Dass der Mensch zählt, finde ich bei der Hospizarbeit so super. Die Mitarbeiter bekommen tiefe Einblicke in die Familie. Und der Patient hat nicht die ganze Zeit gute Laune. Das müssen alle aushalten. Respektvoll sind die Hospizmitarbeiter mit uns immer umgegangen. Mein Mann wurde ernst genommen, auch bei Kleinigkeiten. Seine Frisur war ihm zum Beispiel wichtig: Doch ein Arzttermin stand an. Es war dann möglich, dass der Arzt eben erst nach dem Friseur ins Haus gekommen ist. Das war ein toller Tag für meinen Mann, das habe ich gespürt.
Sie haben sich drei Monate unbezahlten Urlaub genommen, um Ihren Mann zu pflegen. Dabei haben Sie eine persönliche Leistungsgrenze erreicht.

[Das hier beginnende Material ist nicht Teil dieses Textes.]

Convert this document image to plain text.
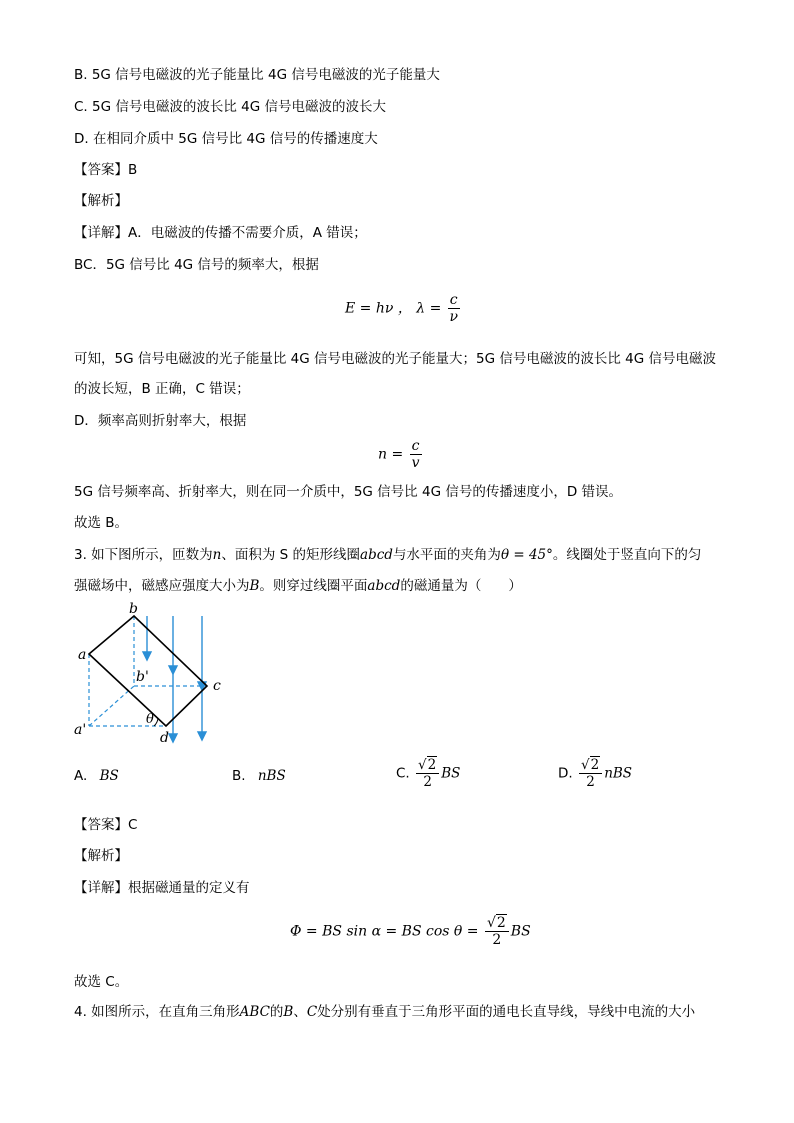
B. 5G 信号电磁波的光子能量比 4G 信号电磁波的光子能量大
C. 5G 信号电磁波的波长比 4G 信号电磁波的波长大
D. 在相同介质中 5G 信号比 4G 信号的传播速度大
【答案】B
【解析】
【详解】A．电磁波的传播不需要介质，A 错误；
BC．5G 信号比 4G 信号的频率大，根据
E = hν ， $\lambda = \frac{c}{\nu}$
可知，5G 信号电磁波的光子能量比 4G 信号电磁波的光子能量大；5G 信号电磁波的波长比 4G 信号电磁波
的波长短，B 正确，C 错误；
D．频率高则折射率大，根据
$n = \frac{c}{v}$
5G 信号频率高、折射率大，则在同一介质中，5G 信号比 4G 信号的传播速度小，D 错误。
故选 B。
3. 如下图所示，匝数为n、面积为 S 的矩形线圈abcd与水平面的夹角为θ = 45°。线圈处于竖直向下的匀
强磁场中，磁感应强度大小为B。则穿过线圈平面abcd的磁通量为（　　）
a
b
c
d
a'
b'
θ
A. BS	B. nBS	C. $\frac{√2}{2}$ BS	D. $\frac{√2}{2}$ nBS
【答案】C
【解析】
【详解】根据磁通量的定义有
Φ = BS sin α = BS $\cos \theta = \frac{√2}{2}$ BS
故选 C。
4. 如图所示，在直角三角形ABC的B、C处分别有垂直于三角形平面的通电长直导线，导线中电流的大小
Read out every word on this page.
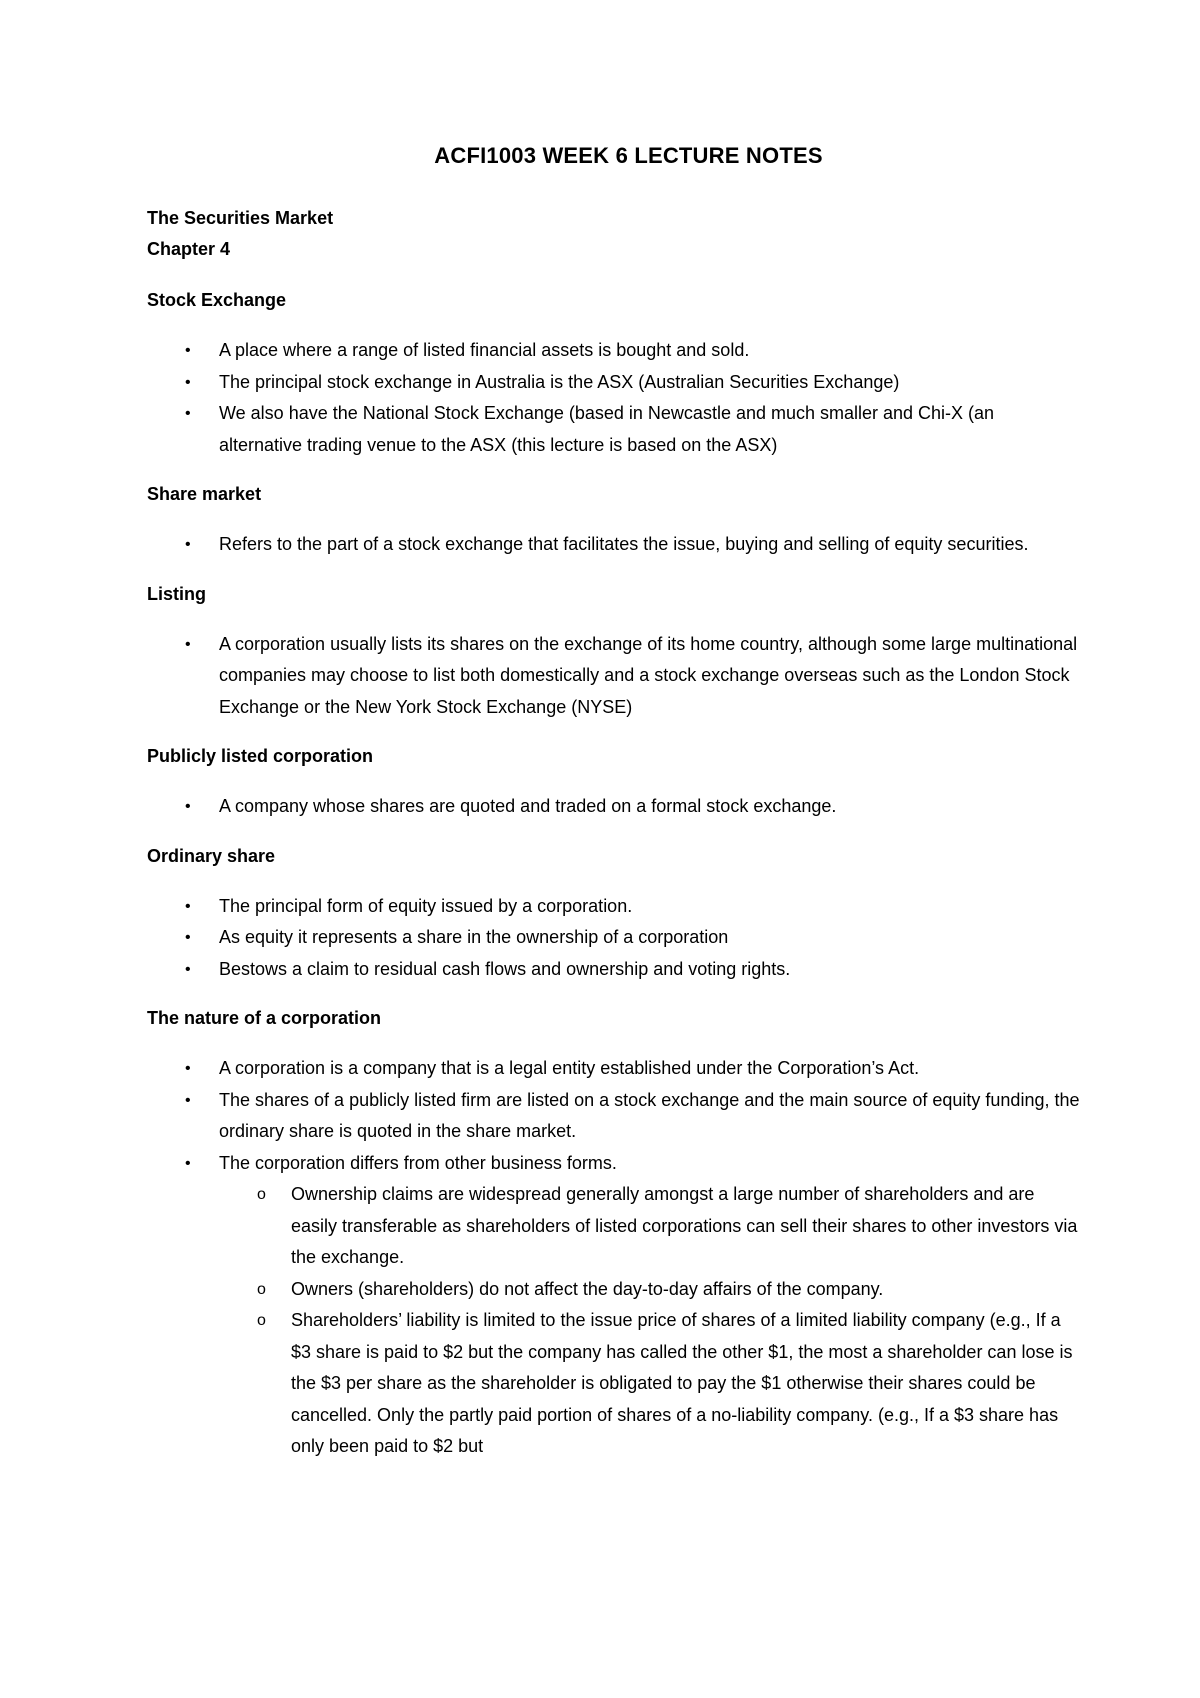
ACFI1003 WEEK 6 LECTURE NOTES
The Securities Market
Chapter 4
Stock Exchange
• A place where a range of listed financial assets is bought and sold.
• The principal stock exchange in Australia is the ASX (Australian Securities Exchange)
• We also have the National Stock Exchange (based in Newcastle and much smaller and Chi-X (an alternative trading venue to the ASX (this lecture is based on the ASX)
Share market
• Refers to the part of a stock exchange that facilitates the issue, buying and selling of equity securities.
Listing
• A corporation usually lists its shares on the exchange of its home country, although some large multinational companies may choose to list both domestically and a stock exchange overseas such as the London Stock Exchange or the New York Stock Exchange (NYSE)
Publicly listed corporation
• A company whose shares are quoted and traded on a formal stock exchange.
Ordinary share
• The principal form of equity issued by a corporation.
• As equity it represents a share in the ownership of a corporation
• Bestows a claim to residual cash flows and ownership and voting rights.
The nature of a corporation
• A corporation is a company that is a legal entity established under the Corporation’s Act.
• The shares of a publicly listed firm are listed on a stock exchange and the main source of equity funding, the ordinary share is quoted in the share market.
• The corporation differs from other business forms.
o Ownership claims are widespread generally amongst a large number of shareholders and are easily transferable as shareholders of listed corporations can sell their shares to other investors via the exchange.
o Owners (shareholders) do not affect the day-to-day affairs of the company.
o Shareholders’ liability is limited to the issue price of shares of a limited liability company (e.g., If a $3 share is paid to $2 but the company has called the other $1, the most a shareholder can lose is the $3 per share as the shareholder is obligated to pay the $1 otherwise their shares could be cancelled. Only the partly paid portion of shares of a no-liability company. (e.g., If a $3 share has only been paid to $2 but
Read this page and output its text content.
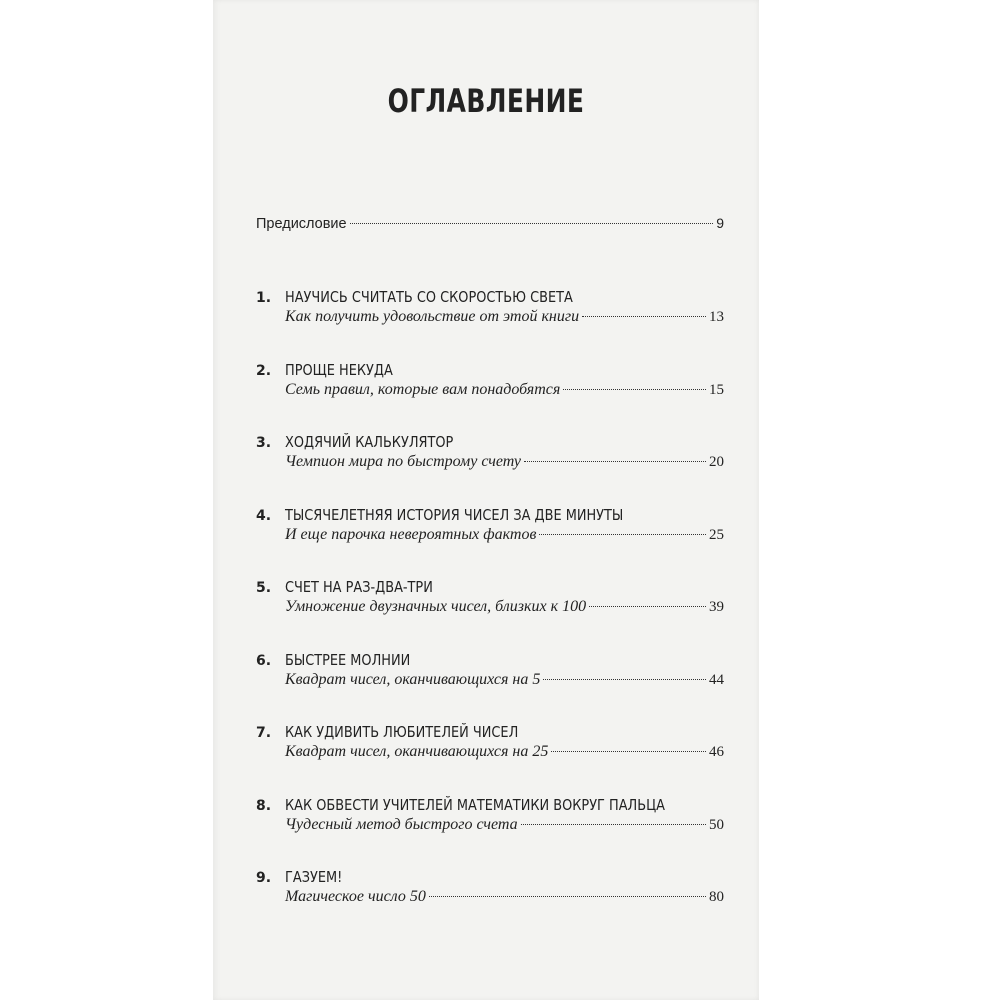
ОГЛАВЛЕНИЕ
Предисловие	9
1. НАУЧИСЬ СЧИТАТЬ СО СКОРОСТЬЮ СВЕТА
Как получить удовольствие от этой книги	13
2. ПРОЩЕ НЕКУДА
Семь правил, которые вам понадобятся	15
3. ХОДЯЧИЙ КАЛЬКУЛЯТОР
Чемпион мира по быстрому счету	20
4. ТЫСЯЧЕЛЕТНЯЯ ИСТОРИЯ ЧИСЕЛ ЗА ДВЕ МИНУТЫ
И еще парочка невероятных фактов	25
5. СЧЕТ НА РАЗ-ДВА-ТРИ
Умножение двузначных чисел, близких к 100	39
6. БЫСТРЕЕ МОЛНИИ
Квадрат чисел, оканчивающихся на 5	44
7. КАК УДИВИТЬ ЛЮБИТЕЛЕЙ ЧИСЕЛ
Квадрат чисел, оканчивающихся на 25	46
8. КАК ОБВЕСТИ УЧИТЕЛЕЙ МАТЕМАТИКИ ВОКРУГ ПАЛЬЦА
Чудесный метод быстрого счета	50
9. ГАЗУЕМ!
Магическое число 50	80
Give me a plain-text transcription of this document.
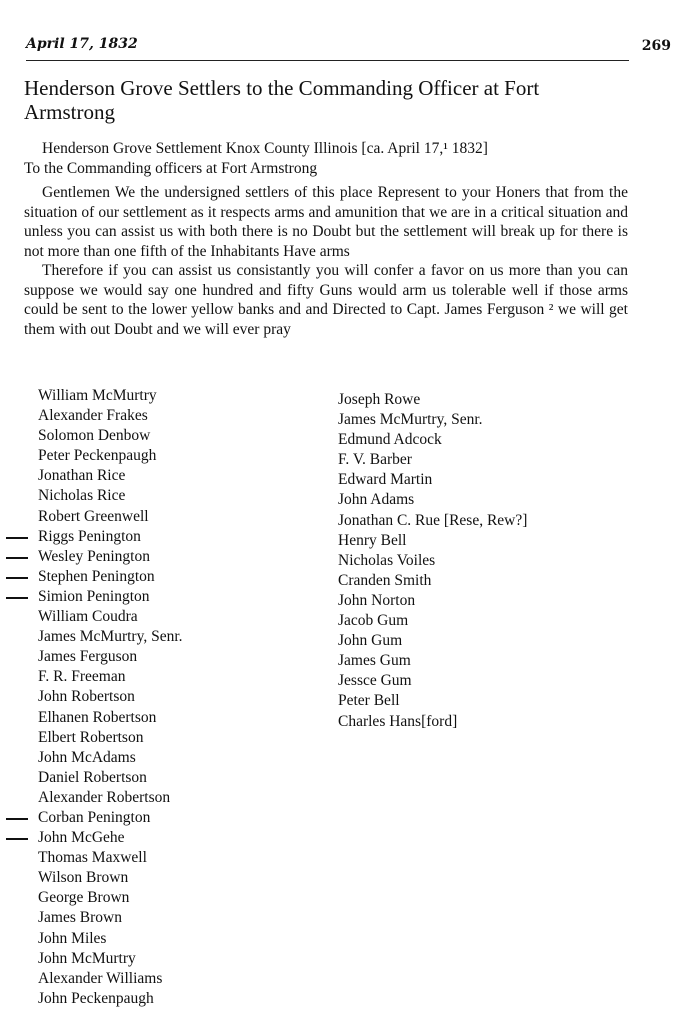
April 17, 1832	269
Henderson Grove Settlers to the Commanding Officer at Fort Armstrong
Henderson Grove Settlement Knox County Illinois [ca. April 17,¹ 1832]
To the Commanding officers at Fort Armstrong

Gentlemen We the undersigned settlers of this place Represent to your Honers that from the situation of our settlement as it respects arms and amunition that we are in a critical situation and unless you can assist us with both there is no Doubt but the settlement will break up for there is not more than one fifth of the Inhabitants Have arms

Therefore if you can assist us consistantly you will confer a favor on us more than you can suppose we would say one hundred and fifty Guns would arm us tolerable well if those arms could be sent to the lower yellow banks and and Directed to Capt. James Ferguson ² we will get them with out Doubt and we will ever pray

William McMurtry
Alexander Frakes
Solomon Denbow
Peter Peckenpaugh
Jonathan Rice
Nicholas Rice
Robert Greenwell
Riggs Penington
Wesley Penington
Stephen Penington
Simion Penington
William Coudra
James McMurtry, Senr.
James Ferguson
F. R. Freeman
John Robertson
Elhanen Robertson
Elbert Robertson
John McAdams
Daniel Robertson
Alexander Robertson
Corban Penington
John McGehe
Thomas Maxwell
Wilson Brown
George Brown
James Brown
John Miles
John McMurtry
Alexander Williams
John Peckenpaugh
Joseph Rowe
James McMurtry, Senr.
Edmund Adcock
F. V. Barber
Edward Martin
John Adams
Jonathan C. Rue [Rese, Rew?]
Henry Bell
Nicholas Voiles
Cranden Smith
John Norton
Jacob Gum
John Gum
James Gum
Jessce Gum
Peter Bell
Charles Hans[ford]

Die Pfleger von Dasein haben reagiert und mir gesagt: Es geht jetzt um Sie. Danach kam täglich ein Pflegedienst zu uns nach Hause und einmal pro Woche ein ehrenamtlicher Hospizbegleiter für Gespräche. Der ganzheitliche Blick des Hospizdienstes auf unsere Familie, das war das A und O.
"Mein Mann ist selbstbestimmt seinen eigenen Weg gegangen"
Ein Abschied aus dem Leben kann bei schwerer Krankheit über Tage, aber auch über Monate gehen.
Mein Mann war viele Wochen in einem Delirium, zum Schluss aber wieder ganz klar und da. Ohne den Hospizdienst wäre er in seinen letzten Monaten bestimmt vier oder fünf Mal ins Krankenhaus eingewiesen worden. Doch keiner möchte irgendwo in der Anonymität im Krankenhaus alleine gehen. Mein Mann ist selbstbestimmt seinen eigenen Weg gegangen.
Wie war der traurige Abschied?
Da uns Profis in der Sterbephase beigestanden haben, kann ich sagen, dass es in all dem Leid eigentlich eine gute Erfahrung war. Als mein Mann schon wahnsinnig schwach war, haben wir zusammen noch einen Schluck von unserem Lieblingswein getrunken.